No benchmark is perfect.

Several factors could influence these results.

OpenAPI Quality

Some specifications were significantly cleaner than others.

All three tools performed better against high-quality specifications.


Dataset Size

Thirty APIs provide useful signals.

They do not represent every API architecture.


Configuration Choices

We intentionally avoided aggressive tuning.

Experienced users may achieve different outcomes.


Hardware

All benchmarks were executed locally.

Cloud-based execution could produce different results.


Raw Timing Summary

Metric Dredd Schemathesis TSL
Import 4.3s 6.8s 8.1s
Setup 22m 18m 9m
Coverage 78% 91% 93%
Runtime 3m 44s 5m 12s 4m 26s

Reproducing the Benchmark

Every benchmark can be recreated using:

  • The same OpenAPI specifications
  • Default tool configurations
  • Published hardware configuration
  • Multiple execution runs
  • Median timing

If you're interested in repeating the experiment with additional APIs or alternative tools, I'd genuinely like to see the results.

Different datasets may produce different conclusions.


Final Thoughts

The biggest takeaway from this benchmark wasn't that one tool "won."

It was that different tools optimize for different priorities.

If you want lightweight contract verification with minimal setup, Dredd remains a solid choice.

If your goal is deep property-based exploration and fuzzing, Schemathesis continues to be one of the strongest open-source options available.

If you're looking to reduce manual test authoring, enrich diagnostics, and integrate AI-assisted contract validation into larger engineering workflows, our own runner performed well—but it also comes with trade-offs in startup time and ecosystem maturity.

Benchmarks are most valuable when they expose strengths and weaknesses honestly.

If you've run similar comparisons—or think our methodology could be improved—I’d love to hear your feedback. Engineering benchmarks get better through discussion, not by pretending they’re definitive.

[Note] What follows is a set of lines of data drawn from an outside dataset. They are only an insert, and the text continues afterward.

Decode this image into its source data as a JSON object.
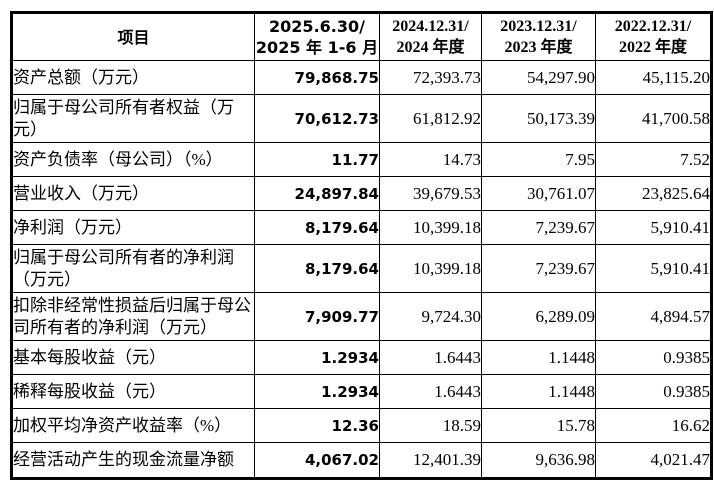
{
  "table": {
    "header": {
      "item": "项目",
      "col_2025_line1": "2025.6.30/",
      "col_2025_line2": "2025 年 1-6 月",
      "col_2024_line1": "2024.12.31/",
      "col_2024_line2": "2024 年度",
      "col_2023_line1": "2023.12.31/",
      "col_2023_line2": "2023 年度",
      "col_2022_line1": "2022.12.31/",
      "col_2022_line2": "2022 年度"
    },
    "rows": [
      {
        "item": "资产总额（万元）",
        "values": [
          "79,868.75",
          "72,393.73",
          "54,297.90",
          "45,115.20"
        ]
      },
      {
        "item": "归属于母公司所有者权益（万元）",
        "values": [
          "70,612.73",
          "61,812.92",
          "50,173.39",
          "41,700.58"
        ]
      },
      {
        "item": "资产负债率（母公司）（%）",
        "values": [
          "11.77",
          "14.73",
          "7.95",
          "7.52"
        ]
      },
      {
        "item": "营业收入（万元）",
        "values": [
          "24,897.84",
          "39,679.53",
          "30,761.07",
          "23,825.64"
        ]
      },
      {
        "item": "净利润（万元）",
        "values": [
          "8,179.64",
          "10,399.18",
          "7,239.67",
          "5,910.41"
        ]
      },
      {
        "item": "归属于母公司所有者的净利润（万元）",
        "values": [
          "8,179.64",
          "10,399.18",
          "7,239.67",
          "5,910.41"
        ]
      },
      {
        "item": "扣除非经常性损益后归属于母公司所有者的净利润（万元）",
        "values": [
          "7,909.77",
          "9,724.30",
          "6,289.09",
          "4,894.57"
        ]
      },
      {
        "item": "基本每股收益（元）",
        "values": [
          "1.2934",
          "1.6443",
          "1.1448",
          "0.9385"
        ]
      },
      {
        "item": "稀释每股收益（元）",
        "values": [
          "1.2934",
          "1.6443",
          "1.1448",
          "0.9385"
        ]
      },
      {
        "item": "加权平均净资产收益率（%）",
        "values": [
          "12.36",
          "18.59",
          "15.78",
          "16.62"
        ]
      },
      {
        "item": "经营活动产生的现金流量净额",
        "values": [
          "4,067.02",
          "12,401.39",
          "9,636.98",
          "4,021.47"
        ]
      }
    ]
  }
}
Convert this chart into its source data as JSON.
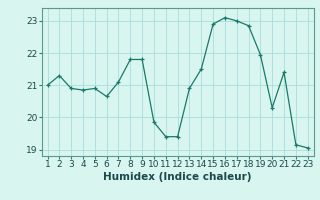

Appendix A — Raw Benchmark Data

For transparency, the benchmark included:

  • 30 OpenAPI specifications
  • 150 total benchmark runs (5 per tool, per spec)
  • Median timings for all reported metrics
  • Default tool configurations unless otherwise noted

Future iterations will expand the dataset to include larger enterprise specifications, APIs with extensive polymorphism (oneOf/anyOf), and specifications with intentionally malformed schemas to evaluate tool resilience under less-than-ideal conditions.